I have previously told the story of how John was killed in an accident at work. At the time Daniel was just 3 years old. With 4 children to support Roseanne would have struggled greatly and, as was quite common at the time, she remarried fairly quickly. Roseanne and her second husband, James Farrell went on to have 4 more children although, sadly, 2 of them died as children. I know that James had at least one child from a previous relationship, a son who was born around 1878. His name was Thomas Farrell. The 1911 census shows them living together n Furnace Row, Newmains.
So Daniel grew up with his mother and stepfather. I don’t know if his relationship with James Farrell was a happy one but I do know that at that time in Newmains there were plenty of Brawleys in Newmains to keep an eye on what was happening.
After leaving school Daniel found work as a blacksmith striker at the Coltness Ironworks but by 1914 Britain was at war and Daniel joined the Royal Field Artillery. His military record shows that he signed up on 2 September 1914 in Wishaw. He served until 1919 and the record below gives some details of his service.

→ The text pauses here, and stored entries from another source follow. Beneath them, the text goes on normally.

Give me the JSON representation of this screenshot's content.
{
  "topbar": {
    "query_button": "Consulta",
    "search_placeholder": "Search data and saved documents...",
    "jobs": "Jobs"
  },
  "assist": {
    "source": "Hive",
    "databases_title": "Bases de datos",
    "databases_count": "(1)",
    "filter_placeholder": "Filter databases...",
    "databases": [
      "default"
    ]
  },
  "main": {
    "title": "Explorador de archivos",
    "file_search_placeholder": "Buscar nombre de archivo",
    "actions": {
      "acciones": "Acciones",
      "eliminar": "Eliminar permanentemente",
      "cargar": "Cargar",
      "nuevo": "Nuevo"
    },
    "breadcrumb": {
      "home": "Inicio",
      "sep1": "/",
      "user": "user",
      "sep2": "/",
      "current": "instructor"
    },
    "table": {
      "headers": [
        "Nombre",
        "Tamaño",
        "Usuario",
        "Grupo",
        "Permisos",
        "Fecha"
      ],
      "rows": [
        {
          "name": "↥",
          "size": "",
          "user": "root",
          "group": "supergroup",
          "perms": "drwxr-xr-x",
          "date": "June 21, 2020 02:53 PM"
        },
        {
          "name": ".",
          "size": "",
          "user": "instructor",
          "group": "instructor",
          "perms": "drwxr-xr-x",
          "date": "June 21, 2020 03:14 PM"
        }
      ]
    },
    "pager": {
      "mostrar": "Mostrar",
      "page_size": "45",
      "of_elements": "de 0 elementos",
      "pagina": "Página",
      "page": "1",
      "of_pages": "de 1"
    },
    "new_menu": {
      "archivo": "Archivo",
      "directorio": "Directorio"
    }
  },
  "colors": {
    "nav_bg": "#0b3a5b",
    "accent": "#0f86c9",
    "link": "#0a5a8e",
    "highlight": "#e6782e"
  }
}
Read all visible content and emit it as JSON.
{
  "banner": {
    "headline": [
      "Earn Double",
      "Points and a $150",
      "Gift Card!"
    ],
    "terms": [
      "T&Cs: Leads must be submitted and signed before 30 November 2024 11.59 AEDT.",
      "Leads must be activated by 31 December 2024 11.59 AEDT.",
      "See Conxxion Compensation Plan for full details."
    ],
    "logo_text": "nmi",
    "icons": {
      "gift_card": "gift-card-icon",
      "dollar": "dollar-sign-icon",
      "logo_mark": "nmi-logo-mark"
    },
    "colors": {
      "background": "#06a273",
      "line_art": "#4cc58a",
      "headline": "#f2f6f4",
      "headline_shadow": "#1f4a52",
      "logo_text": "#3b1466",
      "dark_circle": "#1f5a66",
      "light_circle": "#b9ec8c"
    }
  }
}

During his time in the army Daniel married Ellen Mullen and the couple had a daughter, Mary in 1915. Mary died in 1921. Daughter Winifred was born in 1922 followed by Patricia in 1925.
Perhaps his time fighting overseas had given him a sense of adventure and Daniel and Ellen decided to leave Scotland for America. Daniel arrived in New York on 17 October 1927. After securing work and a place to live he returned to Scotland for his family and together sailed into Boston on 15 October 1928. Their daughter, Elizabeth was born in Brooklyn in 1929 and Joan was born in the Bronx in 1932.
Also living in New York at that time was Daniel’s uncle, Patrick Brawley. There was only an age difference of 4 years between the two and I was pleased to find a link between them in the city. At one point they were both employed by Refined Syrups and Sugars in Yonkers, New York. It may be that Patrick encouraged Daniel to go to America in the first place.
Daniel remained in New York until his death in 1948. Helen lived a long life, dying in 1982 at the age of 91. In 1962 she applied for naturalisation.